III. L'historiographie chrétienne
La diffusion du christianisme dans le monde gréco-romain a profondément influencé le développement de l'historiographie. Issue du judaïsme, la nouvelle religion avait emprunté à celui-ci ses livres sacrés qui racontaient l'histoire du peuple élu depuis la création du monde, des livres inspirés dont la véracité ne pouvait être mise en doute et qu'on allait opposer aux traditions de la littérature profane : l'historiographie chrétienne aura souvent une allure batailleuse. Mais les chrétiens n'ont pas seulement des sources particulières, les textes de ce qu'on va appeler l'« Ancien Testament », ils ont, sur l'histoire, des idées qui les distinguent des auteurs païens.

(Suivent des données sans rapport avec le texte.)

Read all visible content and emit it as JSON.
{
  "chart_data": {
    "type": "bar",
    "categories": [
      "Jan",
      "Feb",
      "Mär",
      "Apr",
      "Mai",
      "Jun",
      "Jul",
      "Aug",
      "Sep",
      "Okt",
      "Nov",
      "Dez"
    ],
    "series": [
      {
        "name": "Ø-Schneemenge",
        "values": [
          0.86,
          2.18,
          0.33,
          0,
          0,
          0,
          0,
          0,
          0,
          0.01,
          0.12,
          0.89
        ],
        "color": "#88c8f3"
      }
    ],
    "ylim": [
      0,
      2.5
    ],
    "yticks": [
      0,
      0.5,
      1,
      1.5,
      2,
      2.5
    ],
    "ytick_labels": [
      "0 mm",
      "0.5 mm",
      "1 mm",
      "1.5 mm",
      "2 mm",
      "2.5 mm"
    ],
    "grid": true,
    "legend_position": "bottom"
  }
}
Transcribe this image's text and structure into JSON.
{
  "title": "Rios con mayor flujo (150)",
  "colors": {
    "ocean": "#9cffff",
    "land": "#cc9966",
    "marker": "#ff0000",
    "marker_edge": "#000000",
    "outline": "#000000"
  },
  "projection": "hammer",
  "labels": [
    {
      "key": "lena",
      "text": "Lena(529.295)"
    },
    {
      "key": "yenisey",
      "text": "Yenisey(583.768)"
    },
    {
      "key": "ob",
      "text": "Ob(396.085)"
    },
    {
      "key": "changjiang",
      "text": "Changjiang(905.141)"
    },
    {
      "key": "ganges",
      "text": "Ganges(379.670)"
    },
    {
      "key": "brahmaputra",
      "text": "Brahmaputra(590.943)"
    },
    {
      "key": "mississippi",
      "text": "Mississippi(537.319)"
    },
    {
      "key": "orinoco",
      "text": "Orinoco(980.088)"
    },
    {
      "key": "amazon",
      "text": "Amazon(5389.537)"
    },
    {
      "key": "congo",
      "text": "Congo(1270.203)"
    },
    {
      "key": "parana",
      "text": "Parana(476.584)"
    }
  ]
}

CONCEPTION DU TEMPS ‒ On a souvent prétendu qu'il existait une opposition radicale entre historiens païens d'une part, juifs et chrétiens de l'autre, à propos du temps conçu comme cyclique par les premiers, avec des retours réguliers au point de départ, comme linéaire par les seconds qui le voient comme un continuum allant de la création à la fin du monde avec, au centre, l'incarnation de Jésus-Christ (cf. par exemple, Guitton, Le temps et l'éternité chez Plotin et Saint Augustin, p. 401-404 ; Löwith, Histoire et salut, p. 21-42). Cette théorie n'est pas tout à fait sans fondement. L'idée d'un « éternel retour » est présente chez les stoïciens et l'on sait que Polybe (VI, 4, 7-10) a développé la thèse d'une évolution cyclique des constitutions (anacyclosis). Cela ne suffit pourtant pas pour justifier l'opposition décrite ci-dessus. En réalité, les historiens grecs et romains, Polybe y compris, décrivent le temps qui s'écoule sans jamais envisager de retour en arrière. « Pour ce qui est des conceptions du temps de l'histoire, affirme H. Inglebert, on sait désormais que l'antithèse entre le temps cyclique, supposé païen et le temps linéaire, supposé monothéiste, est une illusion d'historiographes contemporains » (Interpretatio Christiana, p. 473 ; voir aussi Press, History and the Development of the Idea of History in Antiquity). Ce qui distingue réellement les païens des chrétiens, c'est que, pour les uns, le déroulement du temps ne mène nulle part tandis que les autres attendent le retour du Sauveur, la Parousie.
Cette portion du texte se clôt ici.